# If f(x) =tan^24x  and g(x) = sqrt(5x-1 , what is f'(g(x)) ?

Jul 3, 2016

$f ' \left(g \left(x\right)\right) = 24 {\tan}^{23} \left(\sqrt{5 x - 1}\right) \times {\sec}^{2} \left(\sqrt{5 x - 1}\right)$

#### Explanation:

As $f \left(x\right) = {\tan}^{24} x$ and $g \left(x\right) = \sqrt{5 x - 1}$

As $f \left(x\right) = {\tan}^{24} x$

$\frac{\mathrm{df}}{\mathrm{dx}} = f ' \left(x\right) = 24 {\tan}^{23} x \times {\sec}^{2} x$

and $f ' \left(g \left(x\right)\right) = 24 {\tan}^{23} \left(\sqrt{5 x - 1}\right) \times {\sec}^{2} \left(\sqrt{5 x - 1}\right)$

Jul 4, 2016

Reqd. Deri. $= \left(\frac{48}{5}\right) {\tan}^{23} x \cdot {\sec}^{2} x \cdot \sqrt{5 x - 1} .$

#### Explanation:

$f \left(x\right) = {\tan}^{24} x , g \left(x\right) = \sqrt{5 x - 1} = t ,$ say.

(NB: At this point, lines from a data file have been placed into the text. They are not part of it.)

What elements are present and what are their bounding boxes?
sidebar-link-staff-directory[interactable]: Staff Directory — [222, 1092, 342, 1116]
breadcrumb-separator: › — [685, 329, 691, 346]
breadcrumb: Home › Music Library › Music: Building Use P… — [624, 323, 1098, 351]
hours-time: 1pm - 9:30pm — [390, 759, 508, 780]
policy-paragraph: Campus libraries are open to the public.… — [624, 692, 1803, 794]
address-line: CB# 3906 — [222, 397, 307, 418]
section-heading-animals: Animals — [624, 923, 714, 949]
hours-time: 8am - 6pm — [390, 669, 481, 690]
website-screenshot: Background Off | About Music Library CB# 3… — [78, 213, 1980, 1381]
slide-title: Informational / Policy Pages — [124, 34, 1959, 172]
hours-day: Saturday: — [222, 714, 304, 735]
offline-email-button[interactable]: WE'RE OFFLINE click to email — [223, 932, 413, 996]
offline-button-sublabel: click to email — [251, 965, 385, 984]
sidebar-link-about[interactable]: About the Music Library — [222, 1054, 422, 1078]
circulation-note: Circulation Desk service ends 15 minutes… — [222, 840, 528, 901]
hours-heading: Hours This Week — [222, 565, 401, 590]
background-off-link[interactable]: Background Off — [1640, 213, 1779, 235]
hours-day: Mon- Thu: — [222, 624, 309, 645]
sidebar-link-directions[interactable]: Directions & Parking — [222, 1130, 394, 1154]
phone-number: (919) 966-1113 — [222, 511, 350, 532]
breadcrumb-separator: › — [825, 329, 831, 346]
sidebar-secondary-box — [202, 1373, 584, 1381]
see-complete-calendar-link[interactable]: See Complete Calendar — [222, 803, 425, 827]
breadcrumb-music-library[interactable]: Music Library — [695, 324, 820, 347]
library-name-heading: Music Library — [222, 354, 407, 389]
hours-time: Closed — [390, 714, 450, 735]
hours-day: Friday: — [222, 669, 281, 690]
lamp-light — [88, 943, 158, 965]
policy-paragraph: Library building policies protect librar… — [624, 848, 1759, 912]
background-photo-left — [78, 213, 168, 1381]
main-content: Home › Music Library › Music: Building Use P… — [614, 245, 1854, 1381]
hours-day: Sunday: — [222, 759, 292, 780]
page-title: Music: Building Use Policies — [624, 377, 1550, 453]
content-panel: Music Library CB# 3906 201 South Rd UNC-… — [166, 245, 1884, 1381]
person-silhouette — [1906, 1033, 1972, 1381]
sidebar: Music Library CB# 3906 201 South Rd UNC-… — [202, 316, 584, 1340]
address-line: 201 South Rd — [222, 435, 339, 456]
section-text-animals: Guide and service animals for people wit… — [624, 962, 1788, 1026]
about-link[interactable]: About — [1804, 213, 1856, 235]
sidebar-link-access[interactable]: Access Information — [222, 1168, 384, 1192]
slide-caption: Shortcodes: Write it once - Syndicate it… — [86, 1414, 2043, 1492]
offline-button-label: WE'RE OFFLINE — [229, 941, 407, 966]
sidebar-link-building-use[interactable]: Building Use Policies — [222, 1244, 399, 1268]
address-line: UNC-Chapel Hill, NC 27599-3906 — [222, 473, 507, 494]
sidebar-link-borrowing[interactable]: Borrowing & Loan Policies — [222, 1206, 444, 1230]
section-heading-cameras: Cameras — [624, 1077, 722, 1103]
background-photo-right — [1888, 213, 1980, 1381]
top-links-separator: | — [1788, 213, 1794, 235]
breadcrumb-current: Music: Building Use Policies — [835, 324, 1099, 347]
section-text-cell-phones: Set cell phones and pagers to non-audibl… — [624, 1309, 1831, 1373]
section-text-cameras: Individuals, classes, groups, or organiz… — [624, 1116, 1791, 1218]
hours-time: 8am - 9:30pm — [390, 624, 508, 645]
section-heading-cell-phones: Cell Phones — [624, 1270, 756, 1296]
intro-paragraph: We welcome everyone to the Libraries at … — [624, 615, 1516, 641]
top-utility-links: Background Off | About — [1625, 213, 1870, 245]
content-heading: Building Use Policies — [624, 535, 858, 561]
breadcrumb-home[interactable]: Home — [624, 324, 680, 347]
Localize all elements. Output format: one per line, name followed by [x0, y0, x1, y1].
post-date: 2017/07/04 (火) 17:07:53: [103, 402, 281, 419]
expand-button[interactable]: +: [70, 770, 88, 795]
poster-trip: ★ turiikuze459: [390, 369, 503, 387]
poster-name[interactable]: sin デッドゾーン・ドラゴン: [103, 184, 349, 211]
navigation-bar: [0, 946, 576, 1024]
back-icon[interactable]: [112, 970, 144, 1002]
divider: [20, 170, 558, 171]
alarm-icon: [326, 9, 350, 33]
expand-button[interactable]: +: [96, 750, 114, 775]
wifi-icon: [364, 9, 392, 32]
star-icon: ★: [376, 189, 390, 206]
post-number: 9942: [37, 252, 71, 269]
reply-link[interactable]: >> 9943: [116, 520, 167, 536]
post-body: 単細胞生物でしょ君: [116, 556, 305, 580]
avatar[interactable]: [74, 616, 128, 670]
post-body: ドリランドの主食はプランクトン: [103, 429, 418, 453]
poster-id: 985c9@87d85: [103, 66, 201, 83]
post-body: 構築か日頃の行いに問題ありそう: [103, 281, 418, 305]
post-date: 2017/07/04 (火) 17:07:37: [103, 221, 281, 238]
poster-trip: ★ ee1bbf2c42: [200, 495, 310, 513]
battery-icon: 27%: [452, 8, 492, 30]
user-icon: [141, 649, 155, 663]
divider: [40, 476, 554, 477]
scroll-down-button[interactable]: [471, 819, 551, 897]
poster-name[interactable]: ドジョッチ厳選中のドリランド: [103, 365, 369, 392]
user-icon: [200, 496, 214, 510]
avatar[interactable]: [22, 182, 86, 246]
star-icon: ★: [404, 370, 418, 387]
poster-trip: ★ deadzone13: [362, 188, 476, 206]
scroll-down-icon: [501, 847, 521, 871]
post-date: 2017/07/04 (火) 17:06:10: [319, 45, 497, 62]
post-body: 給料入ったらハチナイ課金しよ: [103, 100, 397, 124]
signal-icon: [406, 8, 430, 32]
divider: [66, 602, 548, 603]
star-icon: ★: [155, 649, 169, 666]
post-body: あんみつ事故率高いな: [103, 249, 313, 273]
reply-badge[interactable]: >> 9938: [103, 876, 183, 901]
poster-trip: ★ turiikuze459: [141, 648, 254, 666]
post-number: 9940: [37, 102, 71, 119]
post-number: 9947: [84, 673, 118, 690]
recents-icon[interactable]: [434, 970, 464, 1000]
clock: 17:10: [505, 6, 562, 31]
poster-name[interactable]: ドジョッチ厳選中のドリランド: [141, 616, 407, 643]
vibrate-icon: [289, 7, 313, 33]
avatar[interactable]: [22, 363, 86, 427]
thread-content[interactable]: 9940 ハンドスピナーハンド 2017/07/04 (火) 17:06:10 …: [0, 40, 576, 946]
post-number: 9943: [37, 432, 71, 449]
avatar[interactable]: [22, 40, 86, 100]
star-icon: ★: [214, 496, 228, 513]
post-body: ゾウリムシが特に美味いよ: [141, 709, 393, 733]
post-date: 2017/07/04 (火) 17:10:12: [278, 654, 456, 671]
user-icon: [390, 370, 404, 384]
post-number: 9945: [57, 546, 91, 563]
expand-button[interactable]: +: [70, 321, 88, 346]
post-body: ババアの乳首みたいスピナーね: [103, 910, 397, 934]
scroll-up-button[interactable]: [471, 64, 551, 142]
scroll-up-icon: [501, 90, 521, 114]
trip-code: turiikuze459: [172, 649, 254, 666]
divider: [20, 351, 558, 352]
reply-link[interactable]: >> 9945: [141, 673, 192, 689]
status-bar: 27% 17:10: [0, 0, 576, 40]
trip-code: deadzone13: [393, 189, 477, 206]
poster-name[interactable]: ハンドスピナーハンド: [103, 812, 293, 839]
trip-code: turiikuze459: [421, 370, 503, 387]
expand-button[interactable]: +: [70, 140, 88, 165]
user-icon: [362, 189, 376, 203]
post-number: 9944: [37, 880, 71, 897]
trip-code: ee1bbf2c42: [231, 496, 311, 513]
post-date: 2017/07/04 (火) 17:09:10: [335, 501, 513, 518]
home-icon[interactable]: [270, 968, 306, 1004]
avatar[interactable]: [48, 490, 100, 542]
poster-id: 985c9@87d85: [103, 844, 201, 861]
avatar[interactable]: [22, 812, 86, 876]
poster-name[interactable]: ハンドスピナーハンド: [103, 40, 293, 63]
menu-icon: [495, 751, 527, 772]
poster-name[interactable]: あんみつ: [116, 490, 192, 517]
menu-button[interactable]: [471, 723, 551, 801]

Now Reqd. Deri. $= f ' \left(g \left(x\right)\right) = f ' \left(t\right) = \frac{d}{\mathrm{dt}} \left\{f \left(t\right)\right\} = \frac{\mathrm{df}}{\mathrm{dt}}$

We see that $f$ is a fun. of $x$, and $x$ of $t$. Hence,

reqd. Deri. $= \frac{\mathrm{df}}{\mathrm{dt}} = \frac{\mathrm{df}}{\mathrm{dx}} \cdot \frac{\mathrm{dx}}{\mathrm{dt}} \ldots \ldots \ldots . \left(1\right)$

Now, $f \left(x\right) = {\tan}^{24} x \Rightarrow \frac{\mathrm{df}}{\mathrm{dx}} = 24 {\tan}^{23} x \cdot \frac{d}{\mathrm{dx}} \tan x = 24 {\tan}^{23} x \cdot {\sec}^{2} x$.....(2)

Next, t=sqrt(5x-1) rArr dt/dx=1/(2sqrt(5x-1))*d/dx(5x-1)=5/(2sqrt(5x-1) $\Rightarrow \frac{\mathrm{dx}}{\mathrm{dt}} = \frac{2 \sqrt{5 x - 1}}{5.} \ldots \ldots \ldots \ldots \ldots \ldots . \left(3\right)$

From $\left(1\right) , \left(2\right) , \left(3\right)$, Reqd. Deri. $= 24 {\tan}^{23} x \cdot {\sec}^{2} x \cdot \frac{2 \sqrt{5 x - 1}}{5}$,
$= \left(\frac{48}{5}\right) {\tan}^{23} x \cdot {\sec}^{2} x \cdot \sqrt{5 x - 1} .$